An industrial policy geared towards making domestic manufacturers export powerhouses in certain industries seems to be the key. Such policy should not shy away from trade protection, export-conditioned subsidies, state-assistance in transfers of technology, and state-sponsored sectoral bias in finance. The exact measures necessary would depend on the industrial sectors targeted, the country’s stage of development, and the international economic environment, but, as the journalist Joe Studwell notes in How Asia Works, his masterful 2014 study of East Asian economic history, they need to be geared towards allowing domestic producers space to adopt the latest production methods, while holding them accountable for competitiveness through exports.
It is remarkable that Ninan and Sharma show little awareness of the intricacies of East Asian, or Western, economic histories, and do not engage with the obvious holes those narratives puncture in their arguments. Sharma’s two-paragraph discussion of the role of industrial policy in development comes plagued with unsatisfactory conclusions. He notes, for instance, that for every country where state-driven industrial policy worked, “like Korea or Taiwan, there are places where it didn’t like Ghana and Brazil.” But that does not add up to an argument against the need for such policy. Indeed, one may say the same thing about the market’s ability to encourage industrialisation as Sharma does about the state’s. History shows, through the countless bubbles that pervade the financial record of the nineteenth, twentieth and twenty-first centuries, that the market has at best a patchy record of making sustainable investments, and no record of single-handedly helping a major country industrialise.

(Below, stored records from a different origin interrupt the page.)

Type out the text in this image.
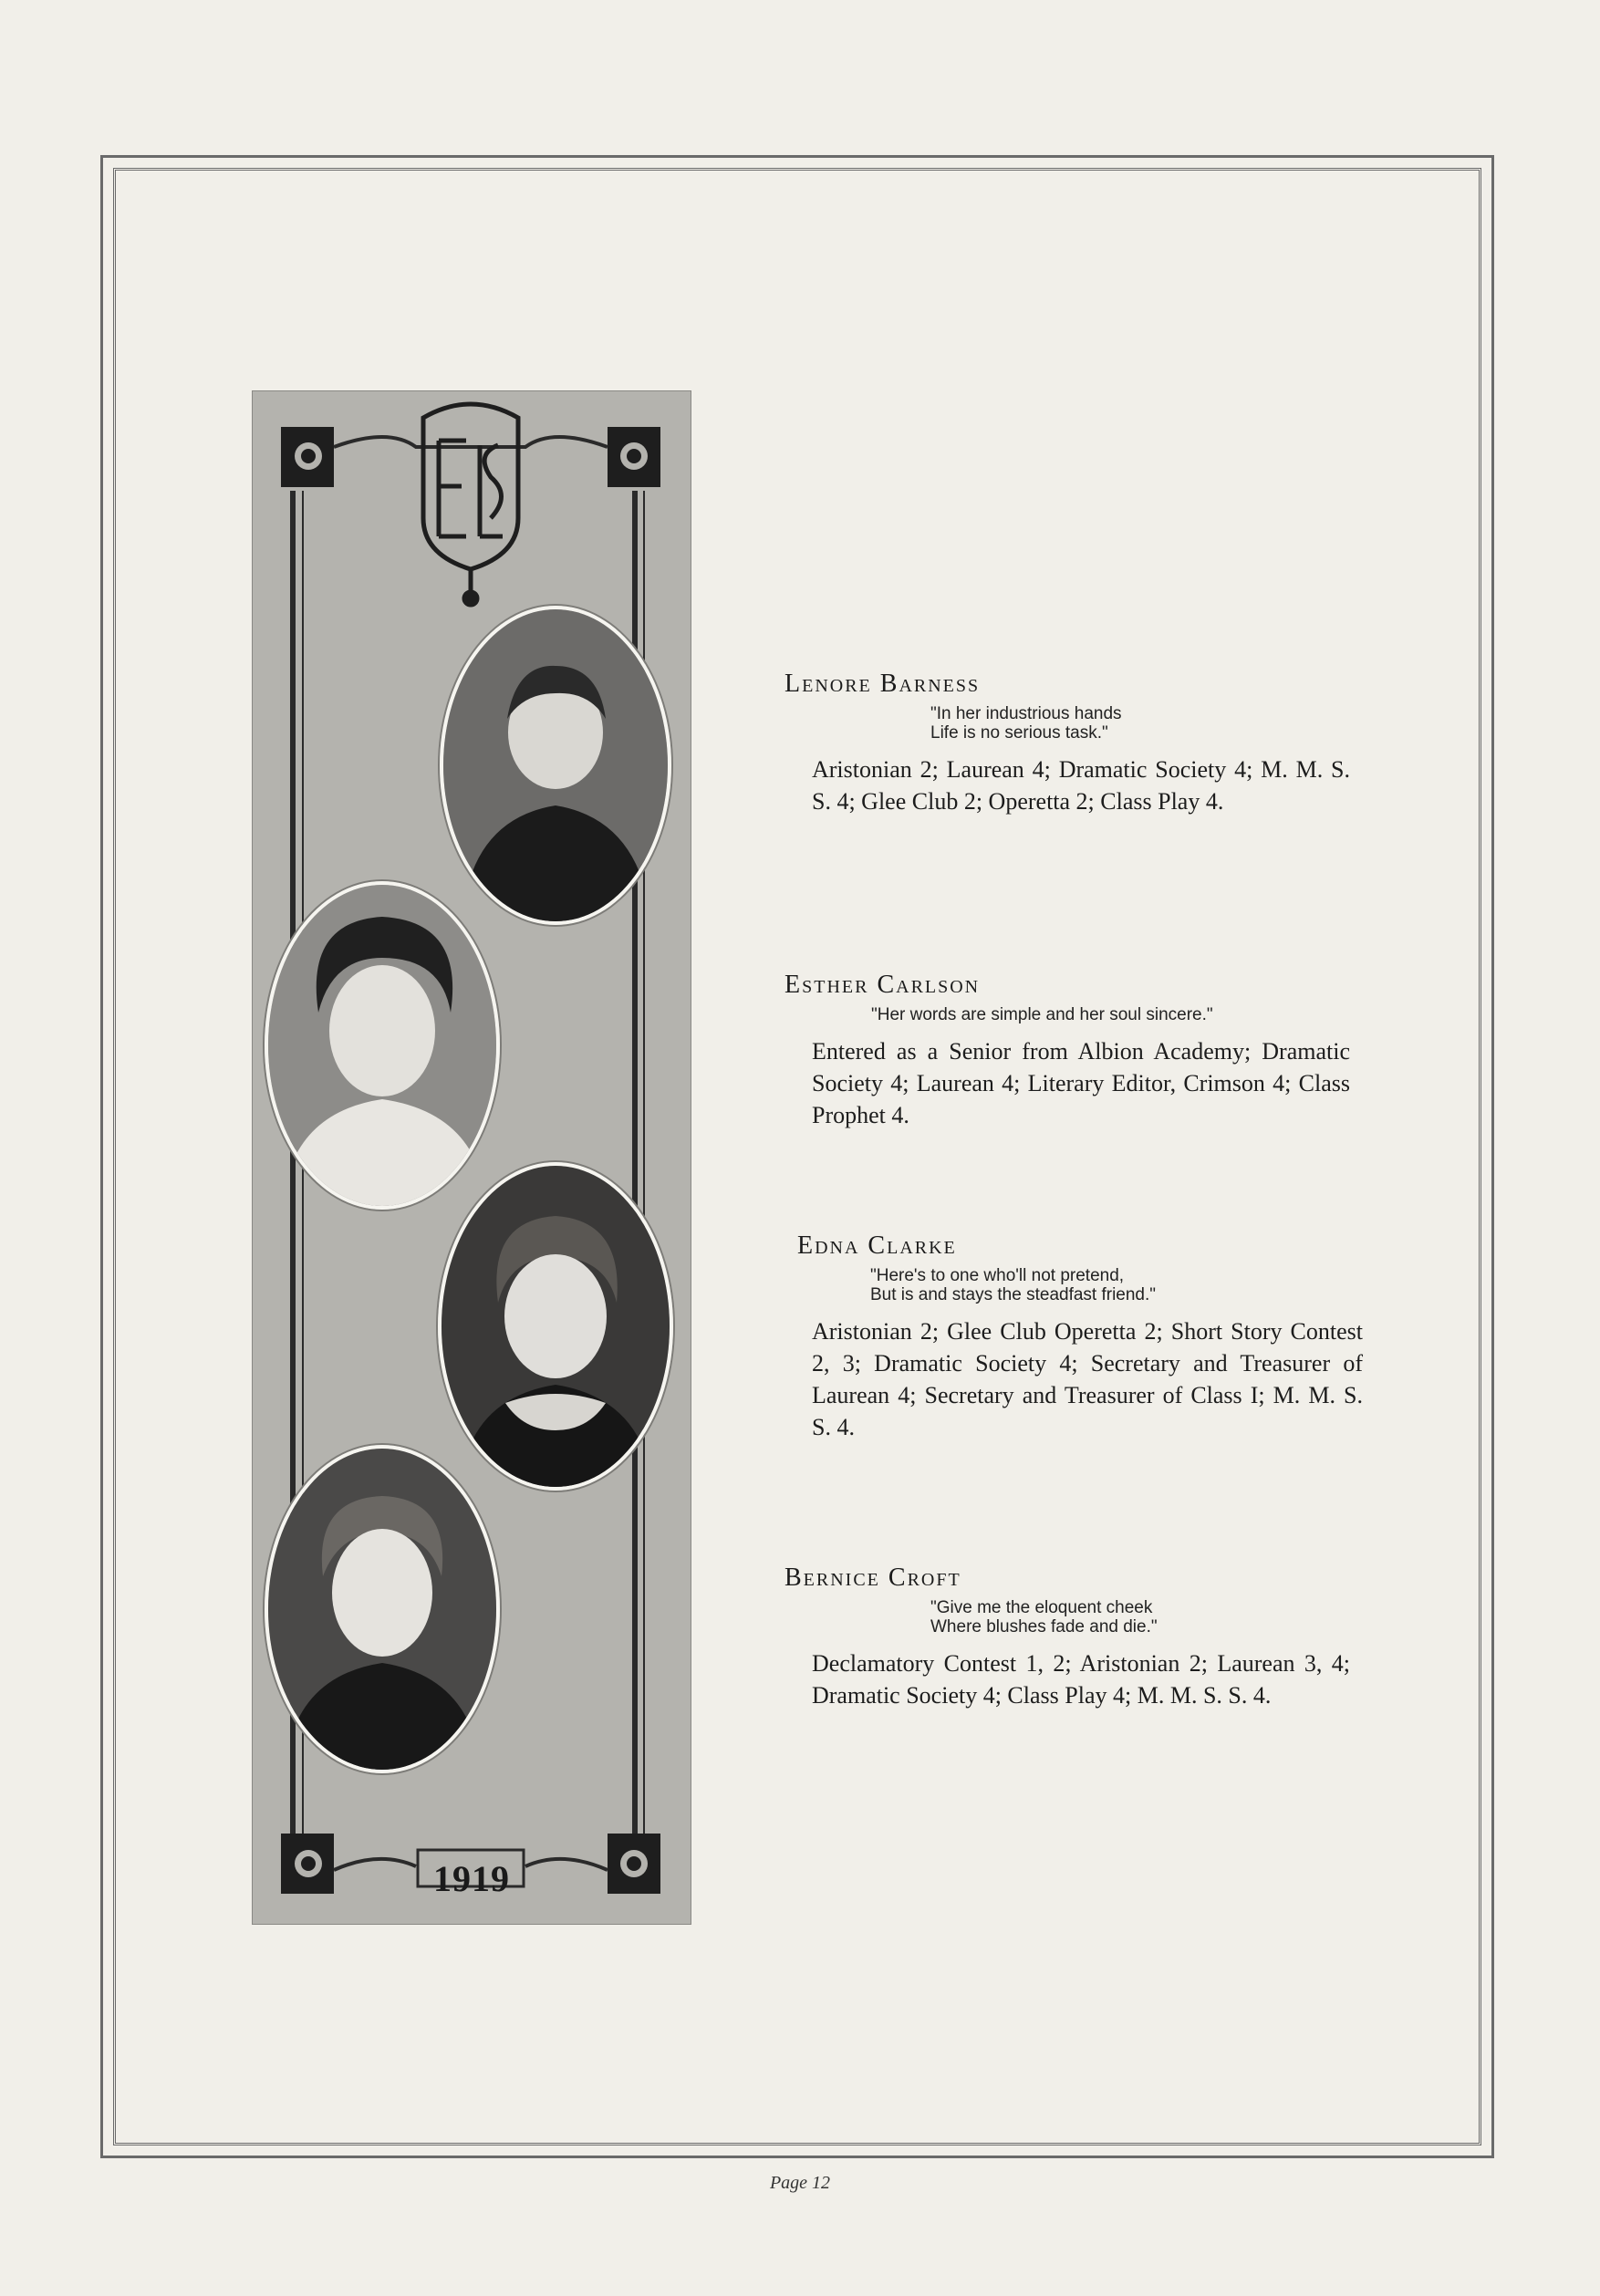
1919
Lenore Barness
"In her industrious hands
Life is no serious task."
Aristonian 2; Laurean 4; Dramatic Society 4; M. M. S. S. 4; Glee Club 2; Operetta 2; Class Play 4.
Esther Carlson
"Her words are simple and her soul sincere."
Entered as a Senior from Albion Academy; Dramatic Society 4; Laurean 4; Literary Editor, Crimson 4; Class Prophet 4.
Edna Clarke
"Here's to one who'll not pretend,
But is and stays the steadfast friend."
Aristonian 2; Glee Club Operetta 2; Short Story Contest 2, 3; Dramatic Society 4; Secretary and Treasurer of Laurean 4; Secretary and Treasurer of Class I; M. M. S. S. 4.
Bernice Croft
"Give me the eloquent cheek
Where blushes fade and die."
Declamatory Contest 1, 2; Aristonian 2; Laurean 3, 4; Dramatic Society 4; Class Play 4; M. M. S. S. 4.
Page 12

Ninan notes that the difference between East Asia and India is that “East Asian countries focused on the logical step of setting up light, labour-intensive industries” early on in their development, where India “chose to emphasize capital-intensive heavy industry.” This is patently false. Korea’s plans for POSCO, the now-privatised steel company, were formulated—much against the wishes of the World Bank, which considered it to be against Korea’s comparative advantage in world trade—in the mid 1960s. In Taiwan and China, too, improving heavy industries—such as those of steel, cement and heavy chemicals—remained a priority throughout the early stages of development. But Ninan is certainly correct in describing East Asian economies’ focus on exports as being key to their success. It is unfortunate that he is not able to link this to the broader theme of an activist industrial policy.
Sharma and Ninan are right in claiming that the Indian state’s interventions in fostering production have so far been plagued with failure and ineptitude. Its policies prior to 1991 laid too much of the responsibility for industrialising on the public sector, which squelched competition; did not look to foreign technology and processes, which killed competitiveness; and did not use exports as a benchmark of performance. Yet the solution to India’s series of failures may lie in getting state activism in industry right, as opposed to rejecting idea of state activism in principle. Sadly, neither author—like most popular commentators on India’s economic woes—has grasped this point.